然後她從包裏掏出眼鏡,在同聲傳譯室門前帶上,深呼吸一口,踏上臺階,準備進入。
“Herr Zhao,hier.Lange nicht gesehen!”(趙先生,這邊,好久不見!)
“Oh,Herr Bode.Vielen Dank!Wie geht’s Ihnen(噢,Bode,感謝!最近怎麽樣!)
會場裏很是安靜,只有一些人的低聲問候。
簡瑜卻猛地僵住,然後略顯慌張的把頭發往前撥了一點,沒有回頭。
可是就在這時,遠處一個工作人員卻突然喊了她的名字,原本是想示意有幾張文件。
她無奈擡頭,心裏尚存僥幸。
就在那一剎那,周圍的聲音突然像是淹沒在了海浪裏,她的視線一下子鎖定到了某個方向——
那人變得她快要不認識了,可她就是知道,是他。
他穿着一身精致考究的藏藍色衣服,頭發也精心打理過,肆意又顯現出一份儒雅強悍,鏡片還是很薄,眼睛框是收斂鋒芒的銀色。

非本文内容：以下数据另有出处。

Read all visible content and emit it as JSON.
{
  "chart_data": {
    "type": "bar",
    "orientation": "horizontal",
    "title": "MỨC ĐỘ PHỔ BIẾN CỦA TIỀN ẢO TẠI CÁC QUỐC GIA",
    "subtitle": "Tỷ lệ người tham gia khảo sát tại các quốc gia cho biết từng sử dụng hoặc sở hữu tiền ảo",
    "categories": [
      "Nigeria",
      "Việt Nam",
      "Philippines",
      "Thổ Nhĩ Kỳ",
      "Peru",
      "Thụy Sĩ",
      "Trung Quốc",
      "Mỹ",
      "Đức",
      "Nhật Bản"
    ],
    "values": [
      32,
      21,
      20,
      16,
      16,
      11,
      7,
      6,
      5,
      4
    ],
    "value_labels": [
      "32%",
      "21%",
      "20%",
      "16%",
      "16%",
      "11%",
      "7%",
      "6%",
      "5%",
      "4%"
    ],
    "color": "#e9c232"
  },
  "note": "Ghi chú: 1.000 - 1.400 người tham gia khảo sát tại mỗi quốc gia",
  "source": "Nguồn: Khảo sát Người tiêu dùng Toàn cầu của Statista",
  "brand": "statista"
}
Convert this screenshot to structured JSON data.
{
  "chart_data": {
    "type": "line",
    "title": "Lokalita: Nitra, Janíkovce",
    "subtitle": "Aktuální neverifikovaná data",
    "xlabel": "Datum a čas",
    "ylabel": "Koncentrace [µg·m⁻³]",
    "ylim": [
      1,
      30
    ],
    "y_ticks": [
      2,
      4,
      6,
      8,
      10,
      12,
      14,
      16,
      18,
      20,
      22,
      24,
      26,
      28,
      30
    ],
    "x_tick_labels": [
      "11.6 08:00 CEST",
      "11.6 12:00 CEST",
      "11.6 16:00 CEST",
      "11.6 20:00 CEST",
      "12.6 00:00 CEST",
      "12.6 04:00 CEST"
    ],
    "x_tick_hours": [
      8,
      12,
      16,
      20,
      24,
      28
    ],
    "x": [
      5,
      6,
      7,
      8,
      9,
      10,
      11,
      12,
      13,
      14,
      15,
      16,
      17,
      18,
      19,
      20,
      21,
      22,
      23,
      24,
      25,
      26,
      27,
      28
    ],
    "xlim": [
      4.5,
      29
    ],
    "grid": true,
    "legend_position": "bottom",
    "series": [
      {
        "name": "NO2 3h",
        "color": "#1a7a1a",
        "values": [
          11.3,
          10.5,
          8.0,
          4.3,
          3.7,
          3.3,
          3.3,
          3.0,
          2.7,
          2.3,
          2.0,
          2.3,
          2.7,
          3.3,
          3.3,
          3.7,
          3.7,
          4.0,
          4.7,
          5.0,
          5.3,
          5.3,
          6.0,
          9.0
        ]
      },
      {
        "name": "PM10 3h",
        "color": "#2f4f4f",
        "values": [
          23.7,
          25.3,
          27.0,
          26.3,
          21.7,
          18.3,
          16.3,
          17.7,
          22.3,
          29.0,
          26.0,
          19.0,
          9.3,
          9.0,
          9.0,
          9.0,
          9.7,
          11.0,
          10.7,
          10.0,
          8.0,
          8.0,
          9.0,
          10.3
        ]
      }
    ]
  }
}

那雙分明清瘦的手交叉搭在膝蓋上,正專注地看着前面的屏幕。
然而他好像感覺到什麽,突然偏過了頭!
那一瞬間,周圍的空氣似乎都凝住了。
兩人的視線就這樣,撞了個滿懷——
趙宇琛也恰好擡眸,幾乎只是無意識地用視線掃一眼會場。
卻萬萬沒有想到,某個存在記憶中的人就這樣躍進了眼簾。
她瘦了。
簡瑜像只受驚的小兔子,幾乎是愕然地看着他。
他也是瞬間就認出了是她,即便很久沒有相見,可她的模樣,他不知道什麽時候默默在心裏想象過,再大一點點,是什麽樣,再過兩年,又該是什麽模樣……
可他沒想過,兩人的重逢會是這樣。
時間讓人思考,他有想過自己的心意,卻還是在感情上思考不清。
他設想過很多,或許是等她結婚時,自己足夠有幸,能收到請柬,去祝福她。
也或許,等有一天,她有了自己的歸宿,自己能光明正大,放下不該有的心思去拜訪蔣倩,順便看她一眼,足夠。

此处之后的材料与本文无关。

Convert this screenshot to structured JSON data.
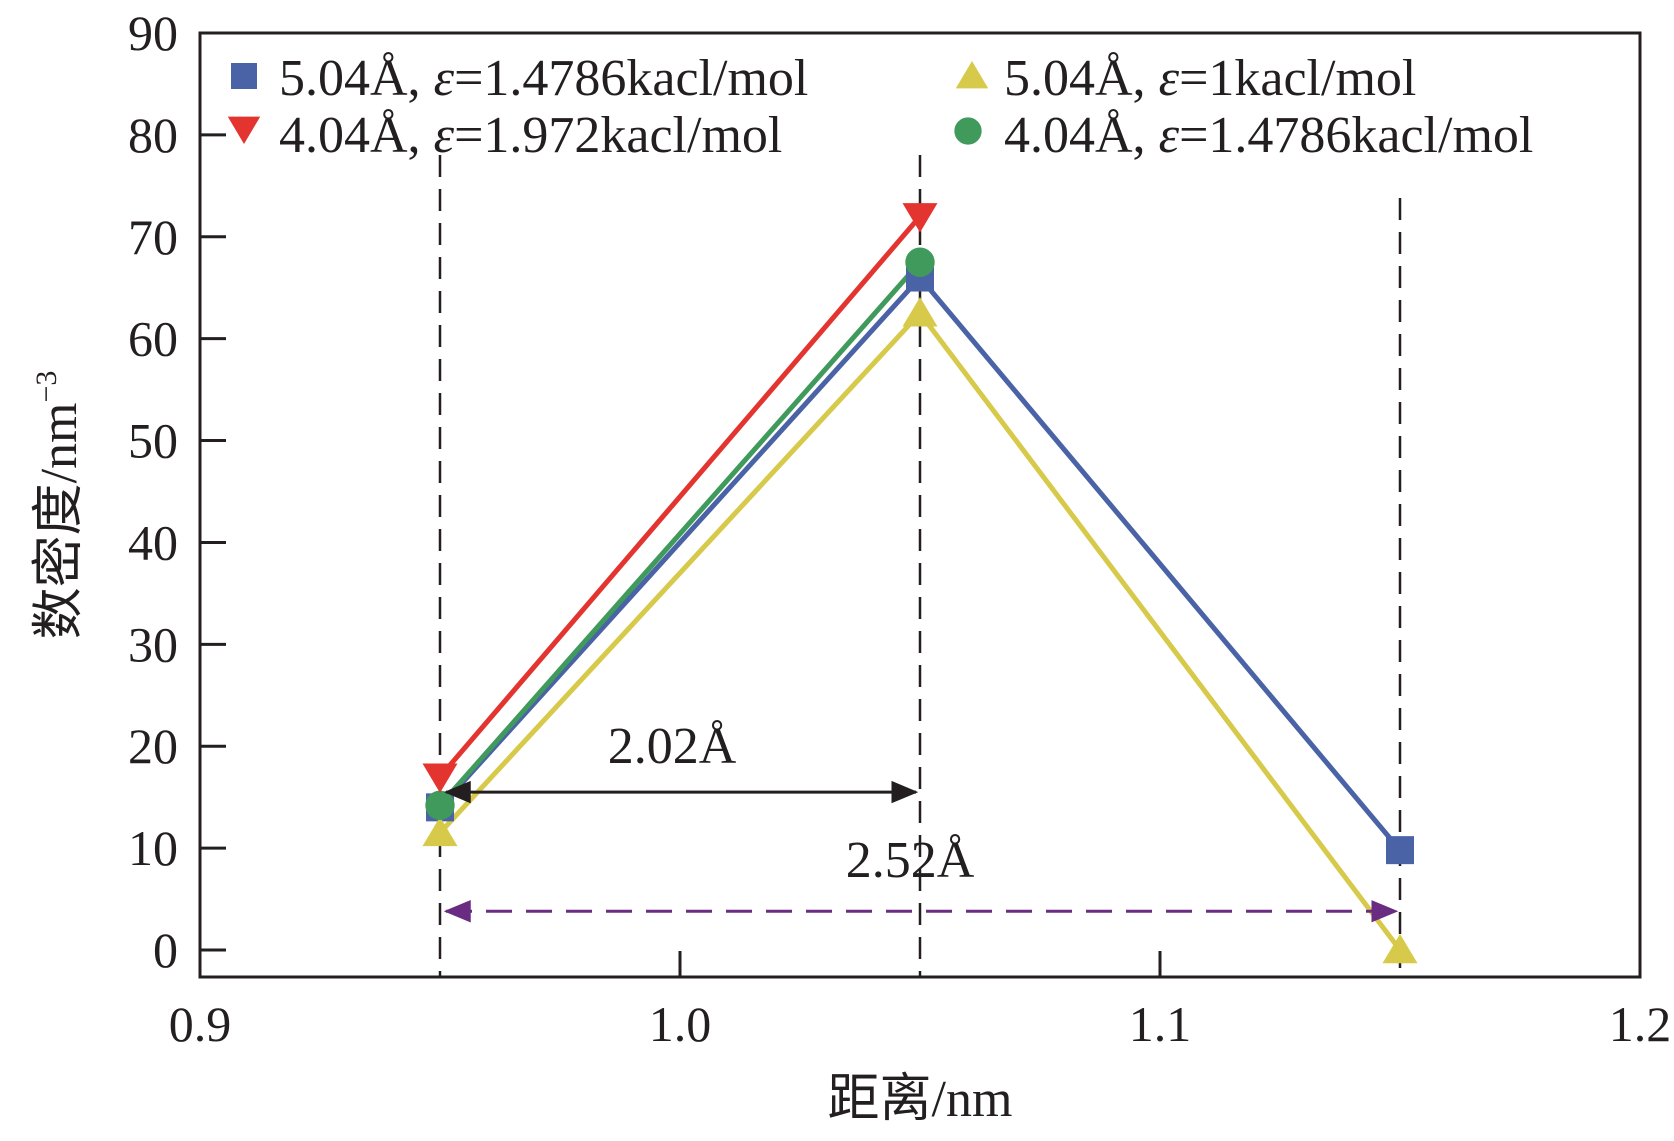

隔着人群,兩人的視線卻生生定在了一條不偏不倚的直線上,将其他都隔絕在外。
原來,再見,如此平淡,又這般出人意料,難以平靜。
簡瑜愣了幾秒,率先轉過了頭,踏入了小屋子,隔絕了周圍的聲音,心裏卻轟然炸開,嗡然作響。
就在短短幾秒內,與某個人曾經的一切朦胧又飛快地在腦海裏閃過,無聲無息,是年少的歡喜,也是青春的落幕,而他的身影,卻如同落沙深陷在她的記憶裏。

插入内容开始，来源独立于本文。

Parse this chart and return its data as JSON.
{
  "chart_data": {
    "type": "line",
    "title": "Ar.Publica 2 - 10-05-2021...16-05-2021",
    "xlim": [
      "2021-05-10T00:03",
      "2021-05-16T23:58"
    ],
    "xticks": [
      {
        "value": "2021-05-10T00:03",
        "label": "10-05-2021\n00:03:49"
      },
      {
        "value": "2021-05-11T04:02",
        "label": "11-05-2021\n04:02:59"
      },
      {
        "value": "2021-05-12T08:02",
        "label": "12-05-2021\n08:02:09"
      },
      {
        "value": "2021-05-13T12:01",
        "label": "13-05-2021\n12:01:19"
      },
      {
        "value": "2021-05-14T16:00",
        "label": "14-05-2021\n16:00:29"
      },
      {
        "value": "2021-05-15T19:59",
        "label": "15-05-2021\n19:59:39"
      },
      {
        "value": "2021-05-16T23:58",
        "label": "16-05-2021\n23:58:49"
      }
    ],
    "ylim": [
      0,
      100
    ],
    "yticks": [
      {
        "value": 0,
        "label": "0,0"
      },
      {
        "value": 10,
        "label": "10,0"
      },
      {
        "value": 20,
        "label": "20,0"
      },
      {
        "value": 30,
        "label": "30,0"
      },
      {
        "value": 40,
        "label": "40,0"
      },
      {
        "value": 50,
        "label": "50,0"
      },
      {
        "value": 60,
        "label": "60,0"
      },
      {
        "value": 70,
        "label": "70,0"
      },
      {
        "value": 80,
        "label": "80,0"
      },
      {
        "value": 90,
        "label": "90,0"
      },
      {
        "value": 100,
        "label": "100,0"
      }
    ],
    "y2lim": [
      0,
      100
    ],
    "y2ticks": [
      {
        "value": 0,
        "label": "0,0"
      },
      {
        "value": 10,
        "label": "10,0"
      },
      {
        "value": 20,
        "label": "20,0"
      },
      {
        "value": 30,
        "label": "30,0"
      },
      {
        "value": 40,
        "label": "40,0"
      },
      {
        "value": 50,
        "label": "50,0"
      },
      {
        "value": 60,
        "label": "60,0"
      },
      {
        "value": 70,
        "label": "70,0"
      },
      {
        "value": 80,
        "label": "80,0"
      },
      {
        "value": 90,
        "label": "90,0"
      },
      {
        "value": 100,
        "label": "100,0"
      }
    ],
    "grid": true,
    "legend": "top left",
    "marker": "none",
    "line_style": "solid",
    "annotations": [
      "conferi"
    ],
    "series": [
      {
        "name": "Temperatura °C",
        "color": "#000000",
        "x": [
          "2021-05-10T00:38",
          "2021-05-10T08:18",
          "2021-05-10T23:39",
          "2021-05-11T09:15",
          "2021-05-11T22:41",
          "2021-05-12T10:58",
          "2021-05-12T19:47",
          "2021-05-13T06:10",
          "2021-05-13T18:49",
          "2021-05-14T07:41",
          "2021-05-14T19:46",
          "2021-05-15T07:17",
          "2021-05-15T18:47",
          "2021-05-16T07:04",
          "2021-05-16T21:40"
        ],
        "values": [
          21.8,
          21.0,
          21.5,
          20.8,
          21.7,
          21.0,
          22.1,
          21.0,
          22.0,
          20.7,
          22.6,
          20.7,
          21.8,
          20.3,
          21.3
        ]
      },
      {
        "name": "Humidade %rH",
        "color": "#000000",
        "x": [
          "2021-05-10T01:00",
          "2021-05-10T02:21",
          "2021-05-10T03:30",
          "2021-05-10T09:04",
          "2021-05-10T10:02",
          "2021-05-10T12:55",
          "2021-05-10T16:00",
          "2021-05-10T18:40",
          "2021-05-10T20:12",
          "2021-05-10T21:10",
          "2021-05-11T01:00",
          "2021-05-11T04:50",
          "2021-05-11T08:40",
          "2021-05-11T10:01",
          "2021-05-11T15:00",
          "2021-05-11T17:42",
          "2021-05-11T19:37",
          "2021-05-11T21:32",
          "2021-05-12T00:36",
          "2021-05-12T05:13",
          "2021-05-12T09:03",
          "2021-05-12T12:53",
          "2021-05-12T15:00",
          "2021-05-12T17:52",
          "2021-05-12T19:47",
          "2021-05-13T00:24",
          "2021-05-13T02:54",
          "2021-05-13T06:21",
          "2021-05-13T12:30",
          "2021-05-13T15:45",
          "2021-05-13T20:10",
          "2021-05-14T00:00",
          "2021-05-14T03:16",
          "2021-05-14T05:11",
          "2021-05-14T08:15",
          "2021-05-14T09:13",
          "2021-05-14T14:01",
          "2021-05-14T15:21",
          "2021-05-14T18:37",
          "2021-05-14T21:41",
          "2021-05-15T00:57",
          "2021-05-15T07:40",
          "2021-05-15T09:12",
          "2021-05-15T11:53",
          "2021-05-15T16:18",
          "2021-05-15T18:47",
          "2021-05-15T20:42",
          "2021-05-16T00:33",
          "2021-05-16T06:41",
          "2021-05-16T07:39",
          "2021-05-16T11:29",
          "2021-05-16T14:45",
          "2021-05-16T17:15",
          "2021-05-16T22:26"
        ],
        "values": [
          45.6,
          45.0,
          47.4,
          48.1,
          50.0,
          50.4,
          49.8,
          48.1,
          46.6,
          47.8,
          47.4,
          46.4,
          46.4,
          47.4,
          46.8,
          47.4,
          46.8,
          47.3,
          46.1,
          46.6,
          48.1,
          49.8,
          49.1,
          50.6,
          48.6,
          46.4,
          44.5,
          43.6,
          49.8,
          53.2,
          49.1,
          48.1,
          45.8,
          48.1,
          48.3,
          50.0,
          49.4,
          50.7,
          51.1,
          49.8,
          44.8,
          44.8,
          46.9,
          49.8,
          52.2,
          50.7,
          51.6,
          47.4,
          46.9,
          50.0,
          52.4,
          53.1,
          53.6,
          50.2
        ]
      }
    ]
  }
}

她攥緊拳頭,直到感受到痛意,才疲憊驚訝,最終意識到發生的一切都是真的。
當耳麥帶上的那一刻,簡瑜用盡全力将所有的情緒掩埋在眼底深處,最後挺直了身子。
等她出了傳譯室,才驚覺手心濕了一片,反應有些遲滞地向走過來的導員問好。
“簡瑜,可以,剛才有工作人員向我誇你來着。”
“謝謝老師。”
她不自然地笑了笑,掩飾自己根本沒聽進去導員在說什麽的尴尬。
現在她只有一個心思,逃離此地。
她像個懦夫一樣,她不得不承認了。
“怎麽了?不舒服嗎?”
導員和她同行向外走去,可怎麽都覺得簡瑜像是着急離開,一副急忙又謹慎的模樣。
“我胃不太舒服,想回去喝點藥……”
導員聽着她有些發虛的聲音,不作它疑,讓王筱旖和經玉先和簡瑜一起回去,她回去和工作人員看一下明天的任務分配。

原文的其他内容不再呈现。